CHARLESTON, S.C. (WCBD)- The sun is setting earlier and one risk associated with the end of Daylight Savings Time is the increased potential for deer-vehicle accidents.
According to preliminary data from the South Carolina Department of Public Safety (SCDPS), there have been 4,581 deer-vehicle collisions, resulting in 1 death and 387 injuries, so far in 2021. That’s up from 2,735 collisions in 2020 and 3,086 collisions in 2019.
David Lucas, Coastal Region Public Information Coordinator for SCDNR, said more deer-related accidents happen around this time of year for a couple of reasons.
First, peak deer mating season coincides with the end of Daylight Savings Time at the end of October and the beginning of November. During this time, deer are more active so the likelihood of seeing one on your drive is higher. Deer are also most active at dawn and dusk, the times that people are usually traveling to and from work.
SCDPS and SCDNR share the following tips to avoid hitting a deer:
- Pay attention on rural roads, especially near farmlands and woods where habitats change. You are most likely to spot a deer here!
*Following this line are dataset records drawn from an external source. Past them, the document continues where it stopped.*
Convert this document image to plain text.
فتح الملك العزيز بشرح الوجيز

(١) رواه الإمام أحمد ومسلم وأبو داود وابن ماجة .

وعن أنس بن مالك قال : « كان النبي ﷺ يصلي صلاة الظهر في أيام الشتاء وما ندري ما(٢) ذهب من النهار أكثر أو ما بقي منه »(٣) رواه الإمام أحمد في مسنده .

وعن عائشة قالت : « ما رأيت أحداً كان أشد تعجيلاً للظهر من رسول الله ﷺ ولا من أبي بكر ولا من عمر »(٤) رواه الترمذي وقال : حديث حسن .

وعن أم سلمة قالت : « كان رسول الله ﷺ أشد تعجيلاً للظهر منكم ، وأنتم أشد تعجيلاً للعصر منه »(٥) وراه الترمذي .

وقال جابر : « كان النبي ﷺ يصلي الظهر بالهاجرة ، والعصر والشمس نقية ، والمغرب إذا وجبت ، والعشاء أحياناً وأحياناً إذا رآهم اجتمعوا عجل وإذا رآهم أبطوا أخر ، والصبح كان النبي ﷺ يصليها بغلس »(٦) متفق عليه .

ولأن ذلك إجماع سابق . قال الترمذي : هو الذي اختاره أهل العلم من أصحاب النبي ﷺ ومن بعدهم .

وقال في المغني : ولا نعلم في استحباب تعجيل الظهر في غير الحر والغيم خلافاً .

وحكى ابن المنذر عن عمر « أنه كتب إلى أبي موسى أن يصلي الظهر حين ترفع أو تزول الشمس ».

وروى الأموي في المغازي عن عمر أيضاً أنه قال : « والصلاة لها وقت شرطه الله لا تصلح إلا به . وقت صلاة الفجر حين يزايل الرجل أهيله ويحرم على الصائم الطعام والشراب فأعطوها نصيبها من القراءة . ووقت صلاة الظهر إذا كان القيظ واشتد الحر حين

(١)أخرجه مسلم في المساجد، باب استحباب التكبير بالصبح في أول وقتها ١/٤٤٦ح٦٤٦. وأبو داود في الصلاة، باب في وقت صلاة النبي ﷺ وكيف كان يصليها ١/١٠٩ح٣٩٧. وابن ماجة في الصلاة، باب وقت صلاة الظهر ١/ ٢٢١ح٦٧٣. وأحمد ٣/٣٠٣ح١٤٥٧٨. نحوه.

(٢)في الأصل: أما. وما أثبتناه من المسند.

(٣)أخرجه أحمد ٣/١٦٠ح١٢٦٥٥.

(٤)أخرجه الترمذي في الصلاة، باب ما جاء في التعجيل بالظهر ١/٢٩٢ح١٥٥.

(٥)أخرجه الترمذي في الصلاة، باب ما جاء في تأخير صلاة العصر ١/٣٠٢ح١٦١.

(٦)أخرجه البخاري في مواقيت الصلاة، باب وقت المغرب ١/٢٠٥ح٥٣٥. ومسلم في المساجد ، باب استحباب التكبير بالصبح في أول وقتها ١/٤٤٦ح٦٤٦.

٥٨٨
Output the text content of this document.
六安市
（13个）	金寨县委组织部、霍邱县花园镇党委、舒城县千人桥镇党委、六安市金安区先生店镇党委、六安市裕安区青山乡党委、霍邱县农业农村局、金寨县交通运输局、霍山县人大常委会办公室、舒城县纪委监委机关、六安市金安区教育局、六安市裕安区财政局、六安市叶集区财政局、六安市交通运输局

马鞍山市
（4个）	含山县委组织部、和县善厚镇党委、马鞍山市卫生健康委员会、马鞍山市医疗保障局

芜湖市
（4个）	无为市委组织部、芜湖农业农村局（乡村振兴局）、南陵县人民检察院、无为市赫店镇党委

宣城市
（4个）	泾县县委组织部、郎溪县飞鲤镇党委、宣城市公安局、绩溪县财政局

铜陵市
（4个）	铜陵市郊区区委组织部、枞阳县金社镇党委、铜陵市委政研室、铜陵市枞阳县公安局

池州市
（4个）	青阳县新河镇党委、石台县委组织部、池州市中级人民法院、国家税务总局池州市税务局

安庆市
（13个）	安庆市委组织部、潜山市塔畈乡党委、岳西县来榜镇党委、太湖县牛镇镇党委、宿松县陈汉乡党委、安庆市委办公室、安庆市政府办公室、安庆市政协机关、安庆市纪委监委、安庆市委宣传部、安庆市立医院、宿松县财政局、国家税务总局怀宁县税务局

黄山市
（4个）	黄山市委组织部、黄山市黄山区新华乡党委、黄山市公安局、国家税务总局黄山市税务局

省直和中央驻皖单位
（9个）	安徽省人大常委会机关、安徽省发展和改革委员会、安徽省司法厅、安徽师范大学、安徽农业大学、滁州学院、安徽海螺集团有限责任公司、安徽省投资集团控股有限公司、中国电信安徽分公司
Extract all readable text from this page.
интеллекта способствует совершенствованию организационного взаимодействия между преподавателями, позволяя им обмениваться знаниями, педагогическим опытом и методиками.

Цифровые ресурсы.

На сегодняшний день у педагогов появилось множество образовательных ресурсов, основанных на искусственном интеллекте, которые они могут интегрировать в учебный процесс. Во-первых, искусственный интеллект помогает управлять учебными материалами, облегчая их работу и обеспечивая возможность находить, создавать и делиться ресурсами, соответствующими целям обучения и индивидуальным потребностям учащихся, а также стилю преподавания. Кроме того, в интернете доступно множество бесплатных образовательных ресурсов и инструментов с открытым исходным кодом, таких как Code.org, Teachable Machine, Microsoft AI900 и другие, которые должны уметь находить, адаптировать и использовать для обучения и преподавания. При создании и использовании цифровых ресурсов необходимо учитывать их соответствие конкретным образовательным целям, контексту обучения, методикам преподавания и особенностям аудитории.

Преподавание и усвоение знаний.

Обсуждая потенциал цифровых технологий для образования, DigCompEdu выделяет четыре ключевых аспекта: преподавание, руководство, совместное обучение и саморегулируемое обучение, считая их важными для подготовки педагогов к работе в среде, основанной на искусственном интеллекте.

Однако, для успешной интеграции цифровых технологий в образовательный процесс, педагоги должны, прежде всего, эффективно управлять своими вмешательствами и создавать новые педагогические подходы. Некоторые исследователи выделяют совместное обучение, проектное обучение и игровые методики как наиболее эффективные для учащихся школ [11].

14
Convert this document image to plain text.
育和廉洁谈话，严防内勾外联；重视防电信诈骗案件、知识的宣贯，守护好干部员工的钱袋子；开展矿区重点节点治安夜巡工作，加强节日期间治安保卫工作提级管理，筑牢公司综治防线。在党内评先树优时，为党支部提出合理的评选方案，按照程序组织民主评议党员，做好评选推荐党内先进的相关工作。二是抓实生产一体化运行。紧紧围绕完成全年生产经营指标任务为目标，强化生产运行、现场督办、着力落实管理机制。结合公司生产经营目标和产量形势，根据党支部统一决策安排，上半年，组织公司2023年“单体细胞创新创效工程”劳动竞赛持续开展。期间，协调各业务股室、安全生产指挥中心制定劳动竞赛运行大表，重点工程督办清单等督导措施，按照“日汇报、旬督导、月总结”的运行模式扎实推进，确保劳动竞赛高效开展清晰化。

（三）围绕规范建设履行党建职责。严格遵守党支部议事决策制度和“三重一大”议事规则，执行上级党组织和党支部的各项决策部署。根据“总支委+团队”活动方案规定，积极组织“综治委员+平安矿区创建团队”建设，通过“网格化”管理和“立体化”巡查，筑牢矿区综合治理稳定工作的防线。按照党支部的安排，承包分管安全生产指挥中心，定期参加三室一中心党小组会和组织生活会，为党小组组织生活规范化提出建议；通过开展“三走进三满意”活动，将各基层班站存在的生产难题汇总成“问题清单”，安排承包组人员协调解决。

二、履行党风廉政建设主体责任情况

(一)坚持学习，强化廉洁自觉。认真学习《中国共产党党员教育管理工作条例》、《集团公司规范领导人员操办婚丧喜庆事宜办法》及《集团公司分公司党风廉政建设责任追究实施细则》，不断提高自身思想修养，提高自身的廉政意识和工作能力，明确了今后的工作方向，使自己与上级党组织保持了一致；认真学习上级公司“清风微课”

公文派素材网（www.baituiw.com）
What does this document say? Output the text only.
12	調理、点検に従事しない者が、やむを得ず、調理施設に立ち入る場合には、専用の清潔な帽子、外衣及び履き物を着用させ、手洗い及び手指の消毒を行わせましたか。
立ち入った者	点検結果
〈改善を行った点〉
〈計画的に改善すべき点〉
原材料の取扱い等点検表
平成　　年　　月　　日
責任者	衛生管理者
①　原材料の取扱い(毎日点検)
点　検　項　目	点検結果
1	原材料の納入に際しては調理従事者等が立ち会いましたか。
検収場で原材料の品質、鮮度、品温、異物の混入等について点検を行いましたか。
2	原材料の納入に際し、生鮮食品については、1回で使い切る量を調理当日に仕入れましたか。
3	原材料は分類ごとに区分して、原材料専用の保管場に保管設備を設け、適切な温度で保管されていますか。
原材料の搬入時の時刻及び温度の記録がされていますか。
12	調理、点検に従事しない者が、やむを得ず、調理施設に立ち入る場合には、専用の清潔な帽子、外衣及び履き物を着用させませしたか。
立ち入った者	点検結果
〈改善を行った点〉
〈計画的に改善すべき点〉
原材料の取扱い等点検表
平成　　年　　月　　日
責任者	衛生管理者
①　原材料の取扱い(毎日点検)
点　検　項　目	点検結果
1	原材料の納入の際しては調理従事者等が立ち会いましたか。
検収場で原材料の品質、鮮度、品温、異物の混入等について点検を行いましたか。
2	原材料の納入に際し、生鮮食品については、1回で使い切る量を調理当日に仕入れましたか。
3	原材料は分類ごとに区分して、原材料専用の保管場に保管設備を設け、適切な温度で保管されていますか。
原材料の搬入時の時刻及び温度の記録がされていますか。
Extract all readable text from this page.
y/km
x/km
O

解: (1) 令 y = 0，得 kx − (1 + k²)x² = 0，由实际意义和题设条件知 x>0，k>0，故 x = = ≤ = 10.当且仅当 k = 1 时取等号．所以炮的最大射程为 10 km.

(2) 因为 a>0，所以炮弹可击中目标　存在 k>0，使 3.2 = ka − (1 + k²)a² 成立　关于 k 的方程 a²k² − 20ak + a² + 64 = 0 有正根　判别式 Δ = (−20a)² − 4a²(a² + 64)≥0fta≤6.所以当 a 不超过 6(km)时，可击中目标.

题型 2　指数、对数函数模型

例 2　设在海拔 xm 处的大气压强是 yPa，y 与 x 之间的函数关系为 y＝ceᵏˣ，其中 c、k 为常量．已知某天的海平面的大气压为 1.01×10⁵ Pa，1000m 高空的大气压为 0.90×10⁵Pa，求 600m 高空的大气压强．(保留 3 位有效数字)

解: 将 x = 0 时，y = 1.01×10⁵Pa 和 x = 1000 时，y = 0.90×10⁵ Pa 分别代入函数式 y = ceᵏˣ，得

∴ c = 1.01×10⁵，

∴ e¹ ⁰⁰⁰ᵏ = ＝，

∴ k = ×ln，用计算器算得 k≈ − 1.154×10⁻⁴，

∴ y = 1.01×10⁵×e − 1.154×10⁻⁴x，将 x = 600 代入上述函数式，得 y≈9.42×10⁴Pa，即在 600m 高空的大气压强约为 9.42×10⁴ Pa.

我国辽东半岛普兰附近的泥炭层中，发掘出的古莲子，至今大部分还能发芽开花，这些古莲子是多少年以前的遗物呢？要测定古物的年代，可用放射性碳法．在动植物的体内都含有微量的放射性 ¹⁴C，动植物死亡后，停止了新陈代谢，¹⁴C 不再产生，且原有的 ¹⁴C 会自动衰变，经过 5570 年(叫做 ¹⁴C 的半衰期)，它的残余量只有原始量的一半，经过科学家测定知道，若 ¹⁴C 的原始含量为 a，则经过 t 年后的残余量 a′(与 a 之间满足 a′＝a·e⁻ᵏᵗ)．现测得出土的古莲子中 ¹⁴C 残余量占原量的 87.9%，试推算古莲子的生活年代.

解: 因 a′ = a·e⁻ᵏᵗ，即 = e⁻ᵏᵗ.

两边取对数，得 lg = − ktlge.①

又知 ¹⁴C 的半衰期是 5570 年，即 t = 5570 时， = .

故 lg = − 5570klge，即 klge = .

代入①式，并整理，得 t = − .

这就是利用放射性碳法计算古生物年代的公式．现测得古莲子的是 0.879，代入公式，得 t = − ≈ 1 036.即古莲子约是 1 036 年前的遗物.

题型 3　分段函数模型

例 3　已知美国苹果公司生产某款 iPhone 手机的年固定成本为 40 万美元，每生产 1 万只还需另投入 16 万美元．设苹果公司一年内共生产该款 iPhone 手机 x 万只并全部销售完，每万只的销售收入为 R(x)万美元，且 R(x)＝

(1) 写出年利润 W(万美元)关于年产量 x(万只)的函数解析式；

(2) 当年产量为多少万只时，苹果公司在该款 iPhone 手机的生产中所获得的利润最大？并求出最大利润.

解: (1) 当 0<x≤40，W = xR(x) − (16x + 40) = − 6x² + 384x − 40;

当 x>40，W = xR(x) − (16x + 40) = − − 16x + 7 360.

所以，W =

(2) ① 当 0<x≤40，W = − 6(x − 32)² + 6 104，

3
- Pay attention to deer crossing signs. They are there for a reason.
- Deer travel in herds. If you see one, there are probably more close by.
- DON’T SWERVE!
- If you spot a deer far away, slow down, honk your horn, and flash your lights.
- If the spot a deer close, DO NOT honk your horn or flash your lights. Deer are unpredictable animals and doing so may spook the animal causing it to dart out in front of your vehicle.
Contrary to popular belief, Trooper Pye from SCDPS said the most important step is to slow down as much as possible.
“If you’re going down the road and you see that object in front of you, that animal in front of you, 100 feet ahead and you start applying the brakes safely, you may number one avoid the animal, and number two you may not hit it that hard and fatally injure it,” Pye said.
If you do hit a deer, you should immediately call 911 if any injuries occurred and contact SC Highway Patrol or local law enforcement.
The best way to avoid a deer-vehicle crash? Trooper Pye said it is to stay alert and drive under the speed limit.
“It comes down to just being aware,” Pye said. “If you’re driving when it’s dark or early in the morning or late in the evening, know that we live in South Carolina and deer are everywhere.”